4. Request an Information Sharing Agreement An ISA allows the therapist and school staff to communicate and align the therapy goals with the child's ILP. Proposing this upfront signals collaborative intent and directly addresses the school's concern about disruption.

5. Reference relevant policy Cite the ACT Education Directorate's external provider policy (for public schools) or AISACT's guidelines (for independent schools). This shows you're working within the system, not around it.

6. Set a response deadline Ask for written confirmation within 10 school days.

When the School Still Says No

If a school denies access and cannot provide a substantiated written reason, consider:

  • Requesting a formal SSG meeting to discuss NDIS-school coordination as an agenda item. Make the request in writing so it's documented.
  • Engaging your NDIS Support Coordinator if you have one — they can sometimes facilitate inter-agency conversations more effectively.
  • Contacting the ACT Education Directorate if the denial appears to conflict with Directorate policy on external providers.
  • Raising the access denial as part of a broader ILP or reasonable adjustments complaint, if the school is simultaneously failing to provide internal support.

A school that refuses NDIS therapy access while also failing to provide equivalent internal support through the Allied Health Service (AHS) is in a very difficult position under the DSE 2005. That combination — blocking external help and not providing internal help — is precisely the kind of documented pattern that supports a formal complaint.

The ACT advocacy toolkit at specialedstartguide.com/au/australian-capital-territory/advocacy/ includes a template for requesting external NDIS provider access, framed in the language ACT schools respond to, along with the exact policy references for both public and independent school sectors.

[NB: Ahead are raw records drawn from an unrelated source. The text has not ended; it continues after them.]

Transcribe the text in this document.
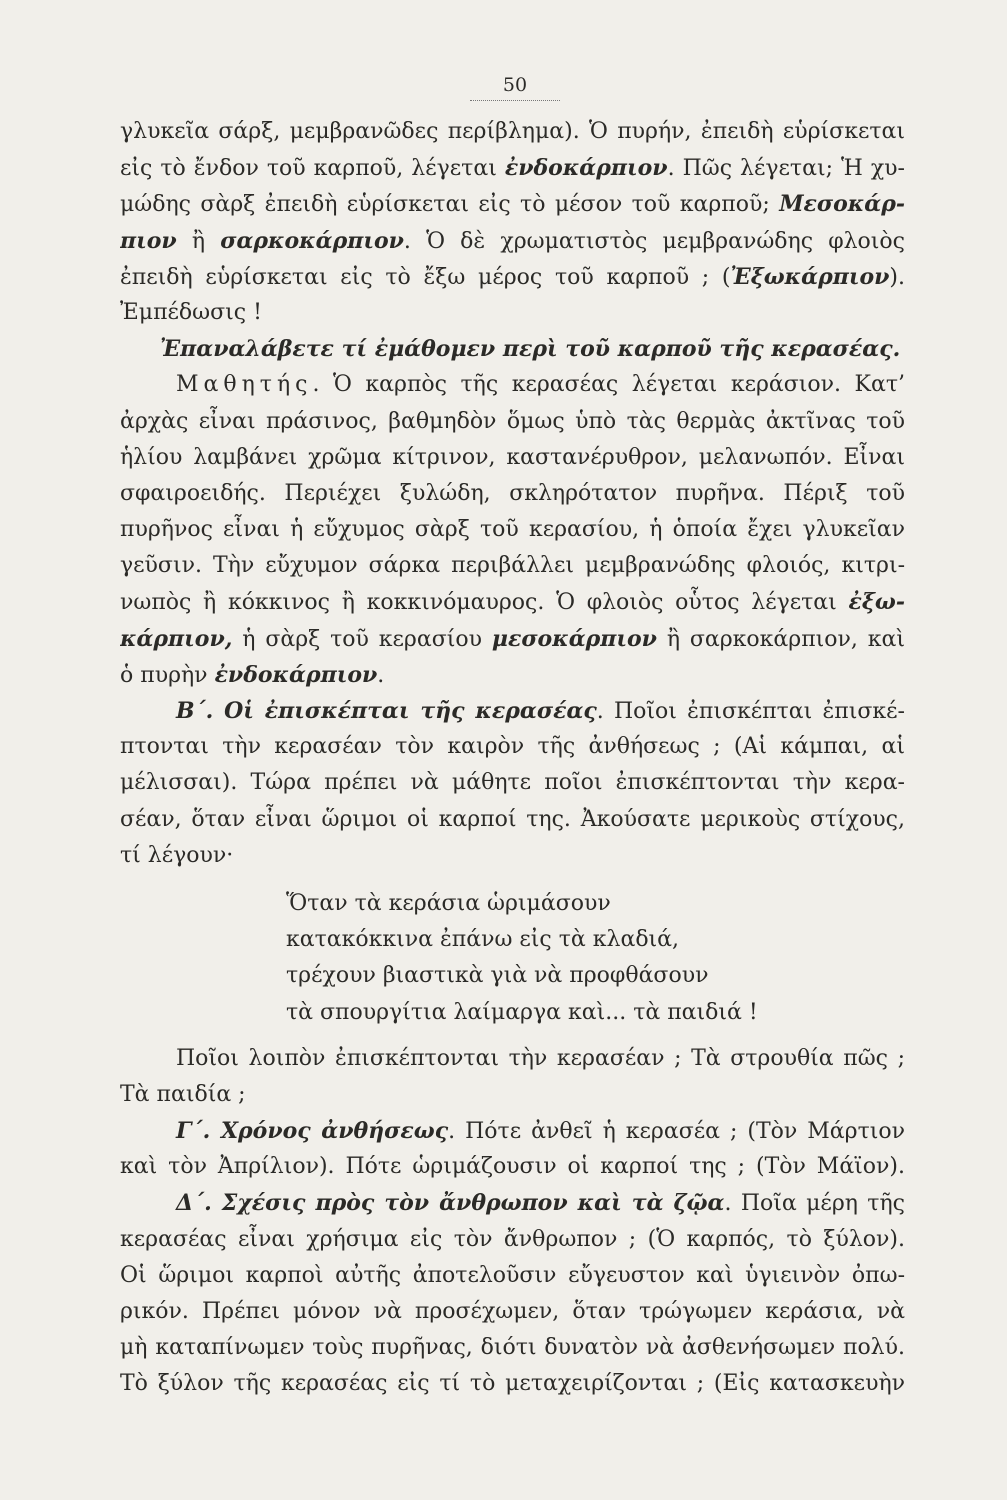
50
γλυκεῖα σάρξ, μεμβρανῶδες περίβλημα). Ὁ πυρήν, ἐπειδὴ εὑρίσκεται
εἰς τὸ ἔνδον τοῦ καρποῦ, λέγεται ἐνδοκάρπιον. Πῶς λέγεται; Ἡ χυ-
μώδης σὰρξ ἐπειδὴ εὑρίσκεται εἰς τὸ μέσον τοῦ καρποῦ; Μεσοκάρ-
πιον ἢ σαρκοκάρπιον. Ὁ δὲ χρωματιστὸς μεμβρανώδης φλοιὸς
ἐπειδὴ εὑρίσκεται εἰς τὸ ἔξω μέρος τοῦ καρποῦ ; (Ἐξωκάρπιον).
Ἐμπέδωσις !
Ἐπαναλάβετε τί ἐμάθομεν περὶ τοῦ καρποῦ τῆς κερασέας.
Μαθητής. Ὁ καρπὸς τῆς κερασέας λέγεται κεράσιον. Κατ’
ἀρχὰς εἶναι πράσινος, βαθμηδὸν ὅμως ὑπὸ τὰς θερμὰς ἀκτῖνας τοῦ
ἡλίου λαμβάνει χρῶμα κίτρινον, καστανέρυθρον, μελανωπόν. Εἶναι
σφαιροειδής. Περιέχει ξυλώδη, σκληρότατον πυρῆνα. Πέριξ τοῦ
πυρῆνος εἶναι ἡ εὔχυμος σὰρξ τοῦ κερασίου, ἡ ὁποία ἔχει γλυκεῖαν
γεῦσιν. Τὴν εὔχυμον σάρκα περιβάλλει μεμβρανώδης φλοιός, κιτρι-
νωπὸς ἢ κόκκινος ἢ κοκκινόμαυρος. Ὁ φλοιὸς οὗτος λέγεται ἐξω-
κάρπιον, ἡ σὰρξ τοῦ κερασίου μεσοκάρπιον ἢ σαρκοκάρπιον, καὶ
ὁ πυρὴν ἐνδοκάρπιον.
Β΄. Οἱ ἐπισκέπται τῆς κερασέας. Ποῖοι ἐπισκέπται ἐπισκέ-
πτονται τὴν κερασέαν τὸν καιρὸν τῆς ἀνθήσεως ; (Αἱ κάμπαι, αἱ
μέλισσαι). Τώρα πρέπει νὰ μάθητε ποῖοι ἐπισκέπτονται τὴν κερα-
σέαν, ὅταν εἶναι ὥριμοι οἱ καρποί της. Ἀκούσατε μερικοὺς στίχους,
τί λέγουν·
Ὅταν τὰ κεράσια ὡριμάσουν
κατακόκκινα ἐπάνω εἰς τὰ κλαδιά,
τρέχουν βιαστικὰ γιὰ νὰ προφθάσουν
τὰ σπουργίτια λαίμαργα καὶ... τὰ παιδιά !
Ποῖοι λοιπὸν ἐπισκέπτονται τὴν κερασέαν ; Τὰ στρουθία πῶς ;
Τὰ παιδία ;
Γ΄. Χρόνος ἀνθήσεως. Πότε ἀνθεῖ ἡ κερασέα ; (Τὸν Μάρτιον
καὶ τὸν Ἀπρίλιον). Πότε ὡριμάζουσιν οἱ καρποί της ; (Τὸν Μάϊον).
Δ΄. Σχέσις πρὸς τὸν ἄνθρωπον καὶ τὰ ζῷα. Ποῖα μέρη τῆς
κερασέας εἶναι χρήσιμα εἰς τὸν ἄνθρωπον ; (Ὁ καρπός, τὸ ξύλον).
Οἱ ὥριμοι καρποὶ αὐτῆς ἀποτελοῦσιν εὔγευστον καὶ ὑγιεινὸν ὀπω-
ρικόν. Πρέπει μόνον νὰ προσέχωμεν, ὅταν τρώγωμεν κεράσια, νὰ
μὴ καταπίνωμεν τοὺς πυρῆνας, διότι δυνατὸν νὰ ἀσθενήσωμεν πολύ.
Τὸ ξύλον τῆς κερασέας εἰς τί τὸ μεταχειρίζονται ; (Εἰς κατασκευὴν
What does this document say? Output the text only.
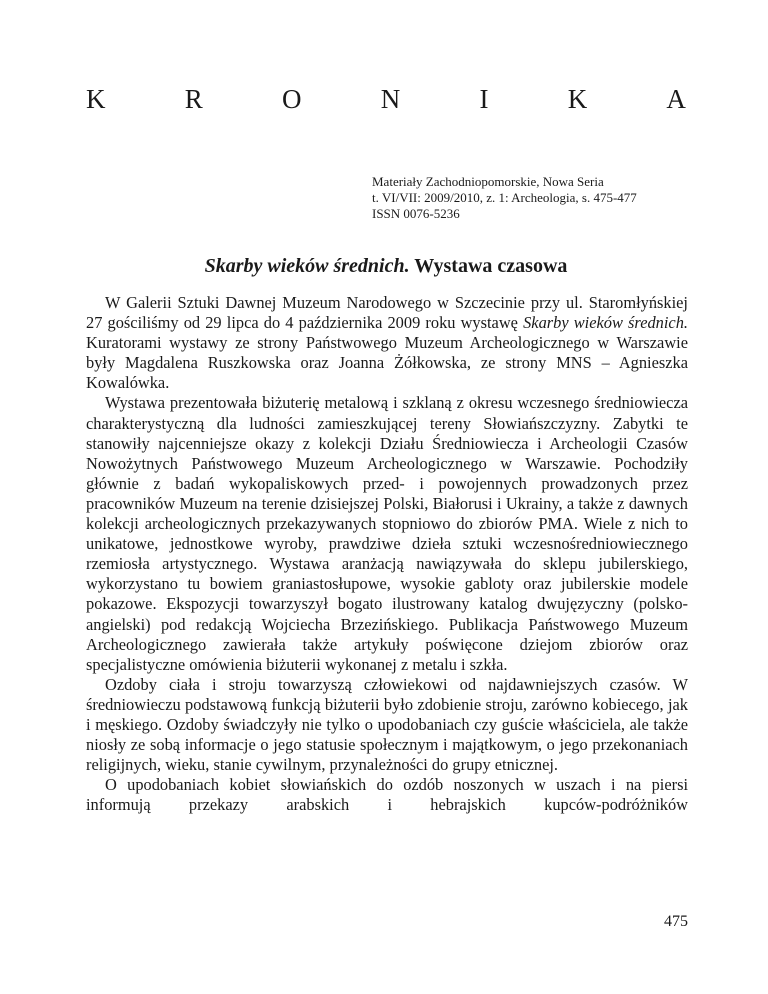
K	R	O	N	I	K	A
Materiały Zachodniopomorskie, Nowa Seria
t. VI/VII: 2009/2010, z. 1: Archeologia, s. 475-477
ISSN 0076-5236
Skarby wieków średnich. Wystawa czasowa

W Galerii Sztuki Dawnej Muzeum Narodowego w Szczecinie przy ul. Staromłyńskiej 27 gościliśmy od 29 lipca do 4 października 2009 roku wystawę Skarby wieków średnich. Kuratorami wystawy ze strony Państwowego Muzeum Archeologicznego w Warszawie były Magdalena Ruszkowska oraz Joanna Żółkowska, ze strony MNS – Agnieszka Kowalówka.

Wystawa prezentowała biżuterię metalową i szklaną z okresu wczesnego średniowiecza charakterystyczną dla ludności zamieszkującej tereny Słowiańszczyzny. Zabytki te stanowiły najcenniejsze okazy z kolekcji Działu Średniowiecza i Archeologii Czasów Nowożytnych Państwowego Muzeum Archeologicznego w Warszawie. Pochodziły głównie z badań wykopaliskowych przed- i powojennych prowadzonych przez pracowników Muzeum na terenie dzisiejszej Polski, Białorusi i Ukrainy, a także z dawnych kolekcji archeologicznych przekazywanych stopniowo do zbiorów PMA. Wiele z nich to unikatowe, jednostkowe wyroby, prawdziwe dzieła sztuki wczesnośredniowiecznego rzemiosła artystycznego. Wystawa aranżacją nawiązywała do sklepu jubilerskiego, wykorzystano tu bowiem graniastosłupowe, wysokie gabloty oraz jubilerskie modele pokazowe. Ekspozycji towarzyszył bogato ilustrowany katalog dwujęzyczny (polsko-angielski) pod redakcją Wojciecha Brzezińskiego. Publikacja Państwowego Muzeum Archeologicznego zawierała także artykuły poświęcone dziejom zbiorów oraz specjalistyczne omówienia biżuterii wykonanej z metalu i szkła.

Ozdoby ciała i stroju towarzyszą człowiekowi od najdawniejszych czasów. W średniowieczu podstawową funkcją biżuterii było zdobienie stroju, zarówno kobiecego, jak i męskiego. Ozdoby świadczyły nie tylko o upodobaniach czy guście właściciela, ale także niosły ze sobą informacje o jego statusie społecznym i majątkowym, o jego przekonaniach religijnych, wieku, stanie cywilnym, przynależności do grupy etnicznej.

O upodobaniach kobiet słowiańskich do ozdób noszonych w uszach i na piersi informują przekazy arabskich i hebrajskich kupców-podróżników

475
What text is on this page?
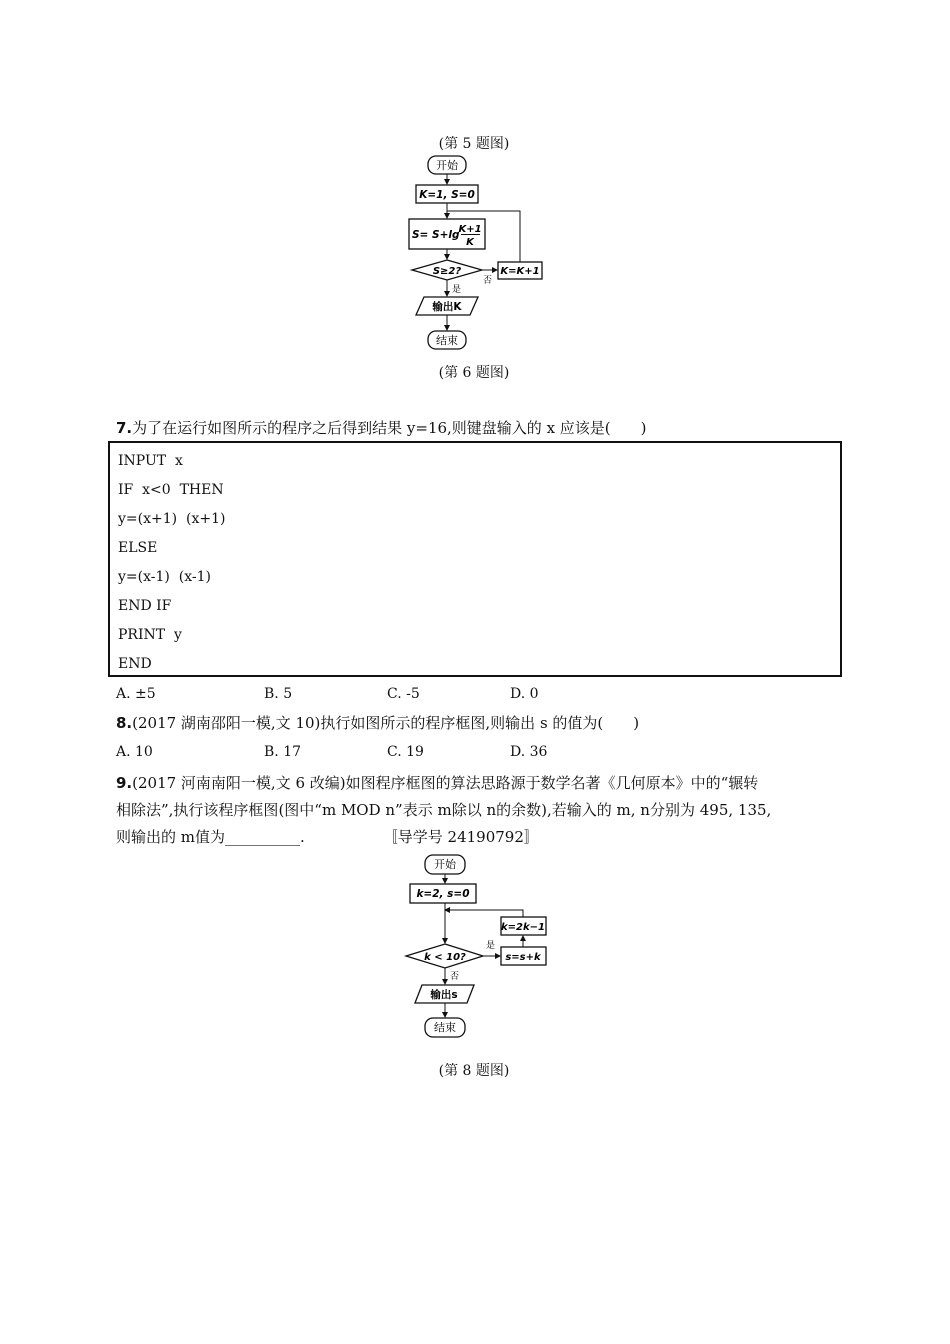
(第 5 题图)
开始
K=1, S=0
S= S+lg
K+1
K
S≥2?
否
K=K+1
是
输出K
结束
(第 6 题图)
7.为了在运行如图所示的程序之后得到结果 y=16,则键盘输入的 x 应该是(　　)
INPUT  x
IF  x<0  THEN
y=(x+1)  (x+1)
ELSE
y=(x-1)  (x-1)
END IF
PRINT  y
END
A. ±5	B. 5	C. -5	D. 0
8.(2017 湖南邵阳一模,文 10)执行如图所示的程序框图,则输出 s 的值为(　　)
A. 10	B. 17	C. 19	D. 36
9.(2017 河南南阳一模,文 6 改编)如图程序框图的算法思路源于数学名著《几何原本》中的“辗转
相除法”,执行该程序框图(图中“m MOD n”表示 m除以 n的余数),若输入的 m, n分别为 495, 135,
则输出的 m值为__________.	〚导学号 24190792〛
开始
k=2, s=0
k < 10?
是
s=s+k
k=2k−1
否
输出s
结束
(第 8 题图)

The Information Sharing Agreement

If you get access approved, an Information Sharing Agreement between the NDIS therapist and the school staff formalises how they will communicate and coordinate. Without this, therapy sessions on school grounds can end up siloed — the therapist works with the student in isolation while classroom teachers continue as before.

The ISA should specify:

  • What information the therapist will share with teaching staff (e.g., strategies, observations)
  • How teacher observations will be communicated back to the therapist
  • How both sets of goals (NDIS plan goals and ILP goals) will be aligned
  • The frequency of communication between therapist and class teacher or DECO

This coordination is what converts access to the building into meaningful therapeutic impact. Push for it explicitly, because schools will often grant physical access without thinking through the coordination component.